Au bout d’une heure le bombardement diminue. Je mets le nez au soupirail. Cà a l’air d’être moins dangereux. Je me répands dans la ville pour voir les dégâts. Derrière la place de l’église un cheval déchiqueté gît dans une mare de sang coagulé. Un peu plus loin, près d’une fontaine, sont éparpillés les débris d’un chasseur à cheval… Dans une rue un énorme trou ouvre le trottoir : le rez-de-chaussée de la maison est déchiqueté : on vient d’en retirer les corps d’une vieille femme et de trois petits enfants. Détail notable : tout est brisé, haché, émietté dans la petite salle à manger ; des morceaux de marbre, de porcelaine, de glace, de bois, d’étoffes jonchent le parquet ; seul, sur la cheminée reste intact… le globe de la pendule !
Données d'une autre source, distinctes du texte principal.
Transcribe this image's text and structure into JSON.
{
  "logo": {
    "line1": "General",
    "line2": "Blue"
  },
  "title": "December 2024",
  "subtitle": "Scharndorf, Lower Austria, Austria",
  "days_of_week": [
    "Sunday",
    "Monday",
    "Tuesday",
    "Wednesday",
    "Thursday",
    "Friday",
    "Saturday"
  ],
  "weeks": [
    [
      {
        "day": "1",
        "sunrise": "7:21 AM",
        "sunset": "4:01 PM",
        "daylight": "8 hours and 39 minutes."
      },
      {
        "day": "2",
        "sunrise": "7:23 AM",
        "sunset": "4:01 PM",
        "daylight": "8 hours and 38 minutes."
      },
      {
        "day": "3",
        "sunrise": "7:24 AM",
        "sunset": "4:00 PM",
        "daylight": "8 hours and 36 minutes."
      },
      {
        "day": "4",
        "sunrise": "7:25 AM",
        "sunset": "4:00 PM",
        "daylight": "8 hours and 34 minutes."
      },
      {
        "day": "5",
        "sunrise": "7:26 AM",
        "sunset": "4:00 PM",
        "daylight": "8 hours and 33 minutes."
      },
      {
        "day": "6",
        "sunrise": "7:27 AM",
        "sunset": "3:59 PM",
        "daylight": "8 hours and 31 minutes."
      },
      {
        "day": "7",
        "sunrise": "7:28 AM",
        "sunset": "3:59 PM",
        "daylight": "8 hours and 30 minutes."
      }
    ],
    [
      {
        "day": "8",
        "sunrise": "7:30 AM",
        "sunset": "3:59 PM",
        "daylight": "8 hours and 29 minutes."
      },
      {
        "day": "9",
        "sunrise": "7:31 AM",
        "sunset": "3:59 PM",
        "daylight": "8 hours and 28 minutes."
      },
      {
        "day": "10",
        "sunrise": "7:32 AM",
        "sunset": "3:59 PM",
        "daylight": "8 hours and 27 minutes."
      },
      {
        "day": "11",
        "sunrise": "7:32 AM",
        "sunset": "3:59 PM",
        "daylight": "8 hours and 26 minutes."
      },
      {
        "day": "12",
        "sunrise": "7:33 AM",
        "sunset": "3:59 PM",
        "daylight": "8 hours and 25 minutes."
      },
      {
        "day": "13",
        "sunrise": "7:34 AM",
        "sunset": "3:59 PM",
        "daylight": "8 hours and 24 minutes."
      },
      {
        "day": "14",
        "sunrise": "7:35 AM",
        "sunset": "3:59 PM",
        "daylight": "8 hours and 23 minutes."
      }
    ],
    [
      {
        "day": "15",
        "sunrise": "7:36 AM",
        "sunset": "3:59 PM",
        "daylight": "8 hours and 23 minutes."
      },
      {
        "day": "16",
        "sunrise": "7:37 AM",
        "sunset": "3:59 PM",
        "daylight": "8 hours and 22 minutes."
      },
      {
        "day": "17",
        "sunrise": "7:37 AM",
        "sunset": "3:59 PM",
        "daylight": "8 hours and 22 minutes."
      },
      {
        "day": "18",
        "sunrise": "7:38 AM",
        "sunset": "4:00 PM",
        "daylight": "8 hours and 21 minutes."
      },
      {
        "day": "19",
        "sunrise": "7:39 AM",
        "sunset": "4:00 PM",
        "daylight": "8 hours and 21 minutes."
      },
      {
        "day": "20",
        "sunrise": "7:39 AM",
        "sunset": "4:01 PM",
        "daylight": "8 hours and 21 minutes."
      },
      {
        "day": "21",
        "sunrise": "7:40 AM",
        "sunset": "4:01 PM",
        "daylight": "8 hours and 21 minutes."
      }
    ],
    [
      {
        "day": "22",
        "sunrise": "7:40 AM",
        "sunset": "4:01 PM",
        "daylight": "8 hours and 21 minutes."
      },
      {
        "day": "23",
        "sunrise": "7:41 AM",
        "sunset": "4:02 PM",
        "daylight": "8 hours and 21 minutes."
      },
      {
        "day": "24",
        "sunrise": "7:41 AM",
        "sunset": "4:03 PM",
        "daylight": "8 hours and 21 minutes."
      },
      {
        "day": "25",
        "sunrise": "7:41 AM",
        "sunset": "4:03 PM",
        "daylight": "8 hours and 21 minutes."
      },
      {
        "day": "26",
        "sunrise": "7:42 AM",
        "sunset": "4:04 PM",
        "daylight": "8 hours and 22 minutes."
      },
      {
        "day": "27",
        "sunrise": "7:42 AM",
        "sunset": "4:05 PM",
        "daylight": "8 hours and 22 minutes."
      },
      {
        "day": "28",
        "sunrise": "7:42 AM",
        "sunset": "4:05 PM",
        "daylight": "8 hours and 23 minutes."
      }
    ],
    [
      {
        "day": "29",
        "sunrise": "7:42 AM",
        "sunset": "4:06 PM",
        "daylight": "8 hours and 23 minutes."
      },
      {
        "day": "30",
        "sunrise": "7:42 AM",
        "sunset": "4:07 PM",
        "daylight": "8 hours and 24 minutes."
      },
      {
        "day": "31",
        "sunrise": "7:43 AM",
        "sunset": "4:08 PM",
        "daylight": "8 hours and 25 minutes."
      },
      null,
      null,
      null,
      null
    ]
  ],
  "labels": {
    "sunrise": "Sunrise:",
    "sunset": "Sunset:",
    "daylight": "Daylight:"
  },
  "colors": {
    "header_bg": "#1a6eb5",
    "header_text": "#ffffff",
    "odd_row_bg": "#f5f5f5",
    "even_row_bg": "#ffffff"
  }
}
Quel silence dans une ville qu’on bombarde ! Quel calme ! J’avais été déjà étonné du calme de la campagne sous les obus. Mais rien ne peut décrire l’aspect d’une ville morte sur laquelle s’acharne la mort. Je crois que pendant une demi-heure, la ville entière est à moi. En tout cas pendant ce temps je n’ai rencontré qu’un vieux monsieur à calotte et à pantoufles qui, sorti de sa maisonnette, semblait compter les trous occasionnés par les éclats d’obus sur sa façade.
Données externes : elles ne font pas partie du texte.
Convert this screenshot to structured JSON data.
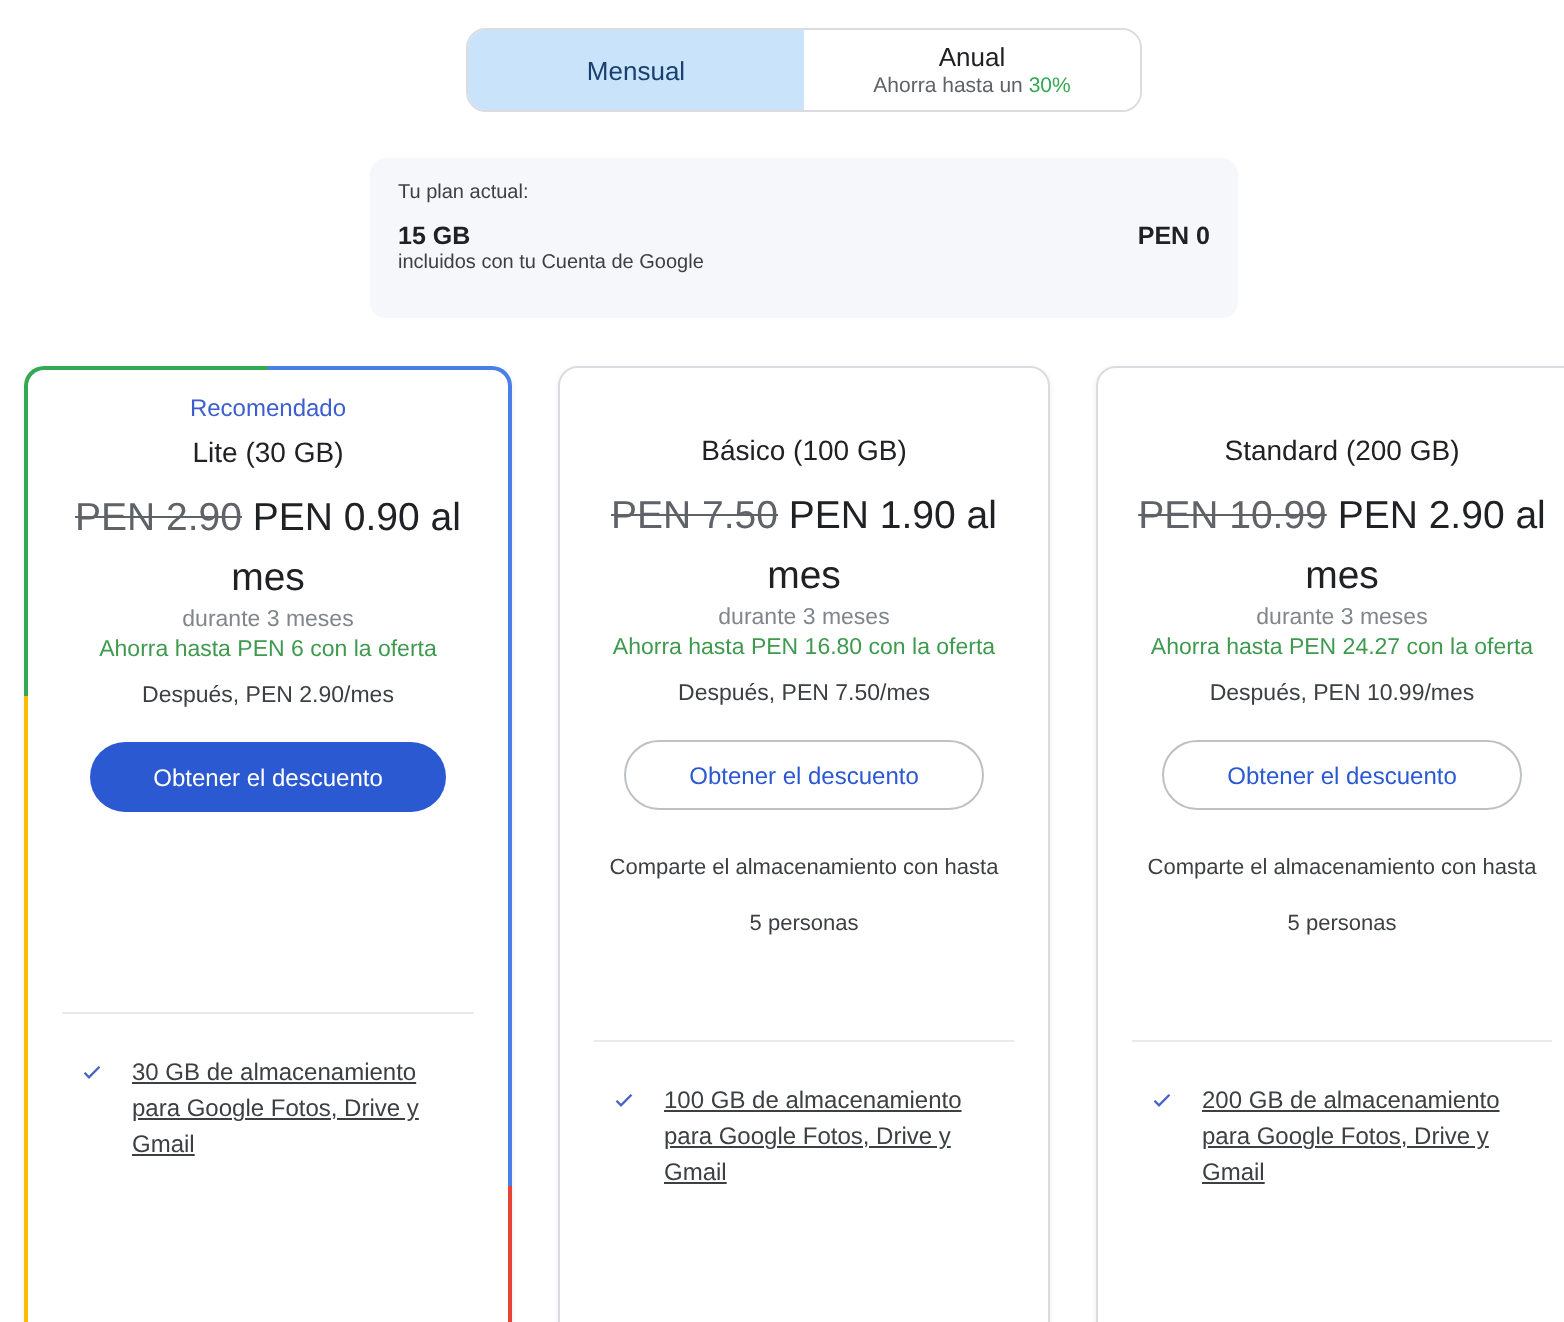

Mais quel drôle de plaisir pour un peuple dit civilisé de détruire une ville inoffensive, placide et bourgeoise. Au bruit de ces milliers de vitres volant en éclats je me rappelais ces stupides chahuts de collège pendant lesquels pris d’une soudaine folie, nous cassions les carreaux de la maison. Les Allemands agissent comme des étudiants ivres.

A mon retour, je dois, à peine sorti de la ville, m’aplatir contre un arbre. Un biplan allemand passe à 2.000m et jette deux bombes sur un convoi tout proche de moi ; conclusion : quatre chevaux tués et trois hommes grièvement blessés.

Au loin un « Droeken » vérifie le tir de l’artillerie. Il s’élève au-dessus des lignes ennemies et se balance là-bas à 12kms, hors de portée des canons.

A Girecourt je rencontre le capitaine Bontemps, attaché à l’état-major du 21ème corps (Général Legrand) J’apprends que le 21ème corps se retire cette nuit sur Epinal pour de là gagner le Nord. En effet, toute la nuit, des cavaliers, des fantassins, des artilleurs, des convois, traversent Deyvillers, au clair de la lune.